Cell culture, primary cells and reagents

All cells were cultured at 37°C in a humidified atmosphere containing 5% CO₂. Mouse embryonic fibroblasts were isolated from E14.5 embryos after removal of internal organs, brain and fetal liver by trypsin digestion of the remaining carcass. All experiments were performed using MEFs that were immortalized with the SV40 large T antigen. U2OS cells, MEFs and NIH3T3 murine fibroblasts were cultured in the DME medium supplemented with 10% FCS (PAA), 250μM L-glutamine (Invitrogen) and penicillin/streptomycin (1U/ml, Sigma-Aldrich). IL3-dependent BaF3 pro-B lymphoid cells cells were cultured in RPMI 1640 medium, supplemented with 250μM L-glutamine, 50μM 2-mercaptoethanol, penicillin/streptomycin (1U/ml) and 10% FCS, supplemented with 15% of WEHI-3B cell supernatant. HC11 mouse mammary epithelial cells were cultured in RPMI 1640 medium, supplemented with 5μg/ml bovine insulin (Sigma), 10ng/ml murine EGF (Peprotec), 250μM L-glutamine, 50μM 2-mercaptoethanol, penicillin/streptomycin (1U/ml) and 10% FCS. The generation of vav-bcl-2 transgenic (44) and bmf^−/− mice has been described (14).
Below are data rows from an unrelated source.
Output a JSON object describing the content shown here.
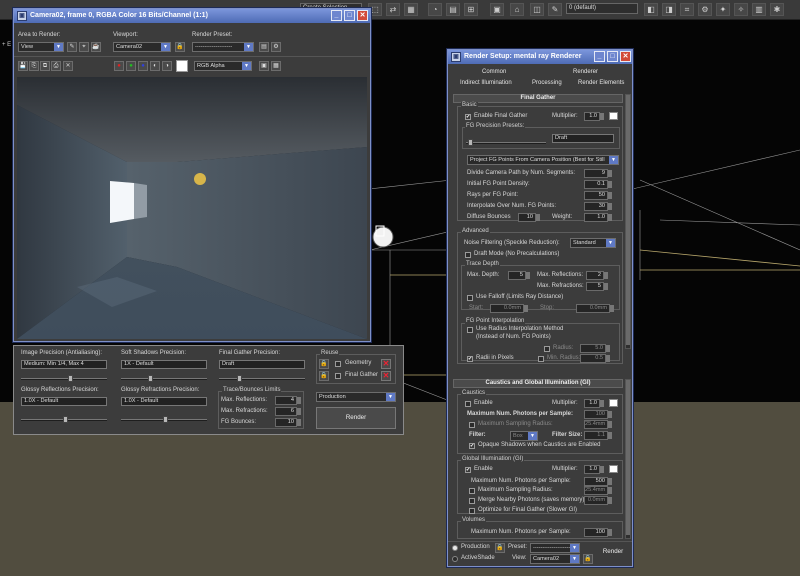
{
  "topbar": {
    "view_dropdown": "Create Selection",
    "layer_dropdown": "0 (default)"
  },
  "viewport": {
    "label": "+ E"
  },
  "frame_window": {
    "title": "Camera02, frame 0, RGBA Color 16 Bits/Channel (1:1)",
    "area_to_render_label": "Area to Render:",
    "area_to_render_value": "View",
    "viewport_label": "Viewport:",
    "viewport_value": "Camera02",
    "render_preset_label": "Render Preset:",
    "render_preset_value": "--------------------",
    "channel_value": "RGB Alpha"
  },
  "precision_panel": {
    "image_precision_label": "Image Precision (Antialiasing):",
    "image_precision_value": "Medium: Min 1/4, Max 4",
    "soft_shadows_label": "Soft Shadows Precision:",
    "soft_shadows_value": "1X - Default",
    "final_gather_label": "Final Gather Precision:",
    "final_gather_value": "Draft",
    "reuse_title": "Reuse",
    "geometry_label": "Geometry",
    "final_gather_reuse_label": "Final Gather",
    "glossy_reflections_label": "Glossy Reflections Precision:",
    "glossy_reflections_value": "1.0X - Default",
    "glossy_refractions_label": "Glossy Refractions Precision:",
    "glossy_refractions_value": "1.0X - Default",
    "trace_limits_title": "Trace/Bounces Limits",
    "max_reflections_label": "Max. Reflections:",
    "max_reflections_value": "4",
    "max_refractions_label": "Max. Refractions:",
    "max_refractions_value": "6",
    "fg_bounces_label": "FG Bounces:",
    "fg_bounces_value": "10",
    "mode_value": "Production",
    "render_button": "Render"
  },
  "render_setup": {
    "title": "Render Setup: mental ray Renderer",
    "tabs_row1": [
      "Common",
      "Renderer"
    ],
    "tabs_row2": [
      "Indirect Illumination",
      "Processing",
      "Render Elements"
    ],
    "final_gather_rollout": "Final Gather",
    "basic_title": "Basic",
    "enable_fg_label": "Enable Final Gather",
    "multiplier_label": "Multiplier:",
    "multiplier_value": "1.0",
    "fg_presets_title": "FG Precision Presets:",
    "fg_presets_value": "Draft",
    "project_points_value": "Project FG Points From Camera Position (Best for Still",
    "divide_camera_label": "Divide Camera Path by Num. Segments:",
    "divide_camera_value": "9",
    "initial_density_label": "Initial FG Point Density:",
    "initial_density_value": "0.1",
    "rays_per_point_label": "Rays per FG Point:",
    "rays_per_point_value": "50",
    "interpolate_label": "Interpolate Over Num. FG Points:",
    "interpolate_value": "30",
    "diffuse_bounces_label": "Diffuse Bounces",
    "diffuse_bounces_value": "10",
    "weight_label": "Weight:",
    "weight_value": "1.0",
    "advanced_title": "Advanced",
    "noise_filtering_label": "Noise Filtering (Speckle Reduction):",
    "noise_filtering_value": "Standard",
    "draft_mode_label": "Draft Mode (No Precalculations)",
    "trace_depth_title": "Trace Depth",
    "max_depth_label": "Max. Depth:",
    "max_depth_value": "5",
    "adv_max_reflections_label": "Max. Reflections:",
    "adv_max_reflections_value": "2",
    "adv_max_refractions_label": "Max. Refractions:",
    "adv_max_refractions_value": "5",
    "use_falloff_label": "Use Falloff (Limits Ray Distance)",
    "start_label": "Start:",
    "start_value": "0.0mm",
    "stop_label": "Stop:",
    "stop_value": "0.0mm",
    "fg_interp_title": "FG Point Interpolation",
    "use_radius_label": "Use Radius Interpolation Method",
    "use_radius_label2": "(Instead of Num. FG Points)",
    "radius_label": "Radius:",
    "radius_value": "5.0",
    "radii_pixels_label": "Radii in Pixels",
    "min_radius_label": "Min. Radius:",
    "min_radius_value": "0.5",
    "caustics_rollout": "Caustics and Global Illumination (GI)",
    "caustics_title": "Caustics",
    "caustics_enable_label": "Enable",
    "caustics_multiplier_value": "1.0",
    "caustics_photons_label": "Maximum Num. Photons per Sample:",
    "caustics_photons_value": "100",
    "caustics_radius_label": "Maximum Sampling Radius:",
    "caustics_radius_value": "25.4mm",
    "filter_label": "Filter:",
    "filter_value": "Box",
    "filter_size_label": "Filter Size:",
    "filter_size_value": "1.1",
    "opaque_shadows_label": "Opaque Shadows when Caustics are Enabled",
    "gi_title": "Global Illumination (GI)",
    "gi_enable_label": "Enable",
    "gi_multiplier_value": "1.0",
    "gi_photons_label": "Maximum Num. Photons per Sample:",
    "gi_photons_value": "500",
    "gi_radius_label": "Maximum Sampling Radius:",
    "gi_radius_value": "25.4mm",
    "merge_photons_label": "Merge Nearby Photons (saves memory):",
    "merge_photons_value": "0.0mm",
    "optimize_fg_label": "Optimize for Final Gather (Slower GI)",
    "volumes_title": "Volumes",
    "volumes_photons_label": "Maximum Num. Photons per Sample:",
    "volumes_photons_value": "100",
    "production_label": "Production",
    "activeshade_label": "ActiveShade",
    "preset_label": "Preset:",
    "preset_value": "--------------------",
    "view_label": "View:",
    "view_value": "Camera02",
    "render_button": "Render"
  }
}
Apoptosis-induction, sub-G1 and AnnexinV/propidium iodide staining

For the induction of cell death the following reagents were used: 2μM Cytochalasin D (Sigma), 10μM LY-294002 (InvivoGen), 500nM rapamycin (Alexis), 50μM 4EGI-1 (Alexis), 50nM Staurosporine (Sigma), 1μg/ml Tunicamycine (Sigma). Cells cultured under hypoxic conditions were cultured in a humidified atmosphere containing 1% O₂.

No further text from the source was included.